Paperback - £90.00

Publication date:

06 November 2008

Length of book:

398 pages

Publisher

Scarecrow Press

ISBN-13: 9780810861497

Dance, Human Rights, and Social Justice: Dignity in Motion presents a wide-ranging compilation of essays, spanning more than 15 countries. Organized in four parts, the articles examine the regulation and exploitation of dancers and dance activity by government and authoritative groups, including abusive treatment of dancers within the dance profession; choreography involving human rights as a central theme; the engagement of dance as a means of healing victims of human rights abuses; and national and local social/political movements in which dance plays a powerful role in helping people fight oppression.

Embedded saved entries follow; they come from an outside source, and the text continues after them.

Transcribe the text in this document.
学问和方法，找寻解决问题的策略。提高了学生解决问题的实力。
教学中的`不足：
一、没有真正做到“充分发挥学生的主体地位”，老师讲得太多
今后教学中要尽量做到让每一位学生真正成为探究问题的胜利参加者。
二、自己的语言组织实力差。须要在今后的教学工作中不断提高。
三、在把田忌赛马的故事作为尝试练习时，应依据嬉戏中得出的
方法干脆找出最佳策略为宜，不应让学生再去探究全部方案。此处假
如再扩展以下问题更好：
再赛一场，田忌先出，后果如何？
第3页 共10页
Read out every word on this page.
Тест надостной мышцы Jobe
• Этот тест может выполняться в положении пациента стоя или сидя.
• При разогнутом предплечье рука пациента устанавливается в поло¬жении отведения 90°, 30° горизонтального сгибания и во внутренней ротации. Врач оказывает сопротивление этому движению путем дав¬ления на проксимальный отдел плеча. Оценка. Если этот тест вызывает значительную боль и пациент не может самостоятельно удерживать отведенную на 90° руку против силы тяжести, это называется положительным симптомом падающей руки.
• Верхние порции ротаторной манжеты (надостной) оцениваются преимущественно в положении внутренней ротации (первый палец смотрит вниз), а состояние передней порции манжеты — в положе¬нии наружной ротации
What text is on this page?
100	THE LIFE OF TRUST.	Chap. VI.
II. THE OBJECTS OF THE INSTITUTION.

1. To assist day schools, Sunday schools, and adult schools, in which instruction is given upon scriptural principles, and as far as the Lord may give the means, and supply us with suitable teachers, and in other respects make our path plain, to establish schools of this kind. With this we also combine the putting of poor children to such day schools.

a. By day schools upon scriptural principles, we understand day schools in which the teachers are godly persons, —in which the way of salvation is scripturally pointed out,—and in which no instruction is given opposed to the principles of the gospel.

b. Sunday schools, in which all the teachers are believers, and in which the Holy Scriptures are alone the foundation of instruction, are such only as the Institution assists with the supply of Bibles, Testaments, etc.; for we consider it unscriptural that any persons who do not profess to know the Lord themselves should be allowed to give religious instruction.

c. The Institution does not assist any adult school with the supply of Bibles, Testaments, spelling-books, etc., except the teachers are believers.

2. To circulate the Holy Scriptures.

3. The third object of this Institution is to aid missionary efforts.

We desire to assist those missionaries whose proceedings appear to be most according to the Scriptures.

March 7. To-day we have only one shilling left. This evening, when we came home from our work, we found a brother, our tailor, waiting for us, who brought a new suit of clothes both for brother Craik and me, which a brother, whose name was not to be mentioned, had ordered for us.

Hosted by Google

These groundbreaking papers—both detailed scholarship and riveting personal accounts—encompass a broad spectrum of issues, from slavery and the Holocaust to the Bosnian and Rwandan genocides to the Israeli-Palestinian conflict; from First Amendment cases and the AIDS epidemic to discrimination resulting from age, gender, race, and disability. A range of academics, choreographers, dancers, and dance/movement therapists draw connections between refugee camp, courtroom, theater, rehearsal studio, and university classroom.
Jackson and Shapiro-Phim are the first to focus an investigation so cohesively on the political implications of movement. The result is a ground-breaking anthology that repositions understandings of the fundamental ways in which the dancer's body serves a range of human rights agendas from the oppressive to the corporate-controlled, nationalist, and liberatory. Dance, Human Rights, and Social Justice asks readers to re-evaluate the power of dance as a staged form of resistance. In the process, contributors reveal in more subtle ways the complexity of defining human rights. This book is of interest to an audience much broader than just those interested in the performing arts.